Ray Ogden

No. 28, 29, 38
- Position: Tight end

Personal information
- Born: September 2, 1942 Jesup, Georgia, U.S.
- Died: October 17, 2019 (aged 77) Brunswick, Georgia, U.S.
- Listed height: 6 ft 5 in (1.96 m)
- Listed weight: 225 lb (102 kg)

Career information
- High school: Jesup
- College: Alabama (1961-1964)
- NFL draft: 1965: 3rd round, 40th overall pick
- AFL draft: 1965: 8th round, 58th overall pick

Career history
- St. Louis Cardinals (1965–1966); New Orleans Saints (1967); Atlanta Falcons (1967–1968); Chicago Bears (1969–1971);

Awards and highlights
- National champion (1964);

Career NFL statistics
- Receptions: 53
- Receiving yards: 885
- Touchdowns: 4
- Stats at Pro Football Reference

= Ray Ogden =

American football player (1942–2019)

Raymond Douglas Ogden (September 2, 1942 – October 17, 2019) was a former professional American football tight end.
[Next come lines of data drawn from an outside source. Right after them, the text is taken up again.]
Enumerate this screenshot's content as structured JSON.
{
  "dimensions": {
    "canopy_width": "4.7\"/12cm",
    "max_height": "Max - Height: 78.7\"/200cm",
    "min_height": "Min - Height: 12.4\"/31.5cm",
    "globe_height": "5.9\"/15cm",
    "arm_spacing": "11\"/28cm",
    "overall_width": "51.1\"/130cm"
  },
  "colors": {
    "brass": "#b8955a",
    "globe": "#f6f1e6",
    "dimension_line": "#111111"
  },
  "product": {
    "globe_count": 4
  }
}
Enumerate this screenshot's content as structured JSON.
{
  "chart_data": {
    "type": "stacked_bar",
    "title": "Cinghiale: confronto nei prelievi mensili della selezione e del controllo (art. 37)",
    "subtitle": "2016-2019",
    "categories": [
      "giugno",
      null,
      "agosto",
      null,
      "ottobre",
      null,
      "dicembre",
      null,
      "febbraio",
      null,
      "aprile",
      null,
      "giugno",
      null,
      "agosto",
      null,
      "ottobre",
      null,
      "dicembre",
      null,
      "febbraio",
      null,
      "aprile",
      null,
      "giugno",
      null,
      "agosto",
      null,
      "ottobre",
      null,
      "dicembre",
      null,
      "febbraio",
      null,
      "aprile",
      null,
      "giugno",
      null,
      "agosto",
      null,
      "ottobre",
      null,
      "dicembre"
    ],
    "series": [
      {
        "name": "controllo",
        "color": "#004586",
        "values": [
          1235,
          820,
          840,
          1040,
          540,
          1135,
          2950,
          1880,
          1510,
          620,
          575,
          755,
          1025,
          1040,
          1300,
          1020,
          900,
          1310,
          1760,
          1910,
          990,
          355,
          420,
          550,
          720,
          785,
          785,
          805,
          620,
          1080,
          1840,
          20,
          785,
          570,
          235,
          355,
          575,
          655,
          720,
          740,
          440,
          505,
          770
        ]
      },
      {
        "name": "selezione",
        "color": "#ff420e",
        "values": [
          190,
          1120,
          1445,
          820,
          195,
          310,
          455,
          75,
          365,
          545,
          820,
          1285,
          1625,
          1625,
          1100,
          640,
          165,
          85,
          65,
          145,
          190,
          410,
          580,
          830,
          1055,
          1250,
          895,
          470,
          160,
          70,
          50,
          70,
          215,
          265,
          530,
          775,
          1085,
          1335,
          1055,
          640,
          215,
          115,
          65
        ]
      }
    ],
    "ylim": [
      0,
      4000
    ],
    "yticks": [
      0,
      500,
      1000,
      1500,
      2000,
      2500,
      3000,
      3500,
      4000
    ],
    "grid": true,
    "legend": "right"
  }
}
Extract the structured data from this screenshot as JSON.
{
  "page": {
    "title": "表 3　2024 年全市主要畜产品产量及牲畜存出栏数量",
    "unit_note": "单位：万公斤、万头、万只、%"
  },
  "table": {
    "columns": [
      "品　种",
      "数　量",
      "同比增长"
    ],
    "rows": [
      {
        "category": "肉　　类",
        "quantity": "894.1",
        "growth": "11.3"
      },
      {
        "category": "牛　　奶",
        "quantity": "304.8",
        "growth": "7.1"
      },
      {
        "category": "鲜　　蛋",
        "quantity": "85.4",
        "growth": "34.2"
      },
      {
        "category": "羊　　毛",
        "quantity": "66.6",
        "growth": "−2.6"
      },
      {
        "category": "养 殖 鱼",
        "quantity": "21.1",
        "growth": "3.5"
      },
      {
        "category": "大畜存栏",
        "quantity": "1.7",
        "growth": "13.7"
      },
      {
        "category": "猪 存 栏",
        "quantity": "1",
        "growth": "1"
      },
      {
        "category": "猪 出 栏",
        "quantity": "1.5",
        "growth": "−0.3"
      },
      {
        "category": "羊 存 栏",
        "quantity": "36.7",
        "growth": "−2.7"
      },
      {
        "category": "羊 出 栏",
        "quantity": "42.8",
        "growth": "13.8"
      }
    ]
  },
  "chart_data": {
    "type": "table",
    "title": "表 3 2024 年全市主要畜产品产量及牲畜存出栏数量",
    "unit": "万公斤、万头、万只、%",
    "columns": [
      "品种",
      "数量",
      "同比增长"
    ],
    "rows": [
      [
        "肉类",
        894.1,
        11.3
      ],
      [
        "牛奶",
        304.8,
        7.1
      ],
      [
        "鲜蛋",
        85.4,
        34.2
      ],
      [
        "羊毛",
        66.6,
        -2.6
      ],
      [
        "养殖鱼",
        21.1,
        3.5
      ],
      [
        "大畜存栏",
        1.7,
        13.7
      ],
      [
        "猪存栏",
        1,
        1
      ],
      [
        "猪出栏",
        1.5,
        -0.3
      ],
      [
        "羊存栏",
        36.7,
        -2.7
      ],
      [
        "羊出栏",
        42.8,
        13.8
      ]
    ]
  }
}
He played college football at Alabama, where he won a national championship in the 1964 season. He played seven seasons for the St. Louis Cardinals (1965–1966), the New Orleans Saints (1967), the Atlanta Falcons (1967–1968), and the Chicago Bears (1969–1971) in the National Football League (NFL).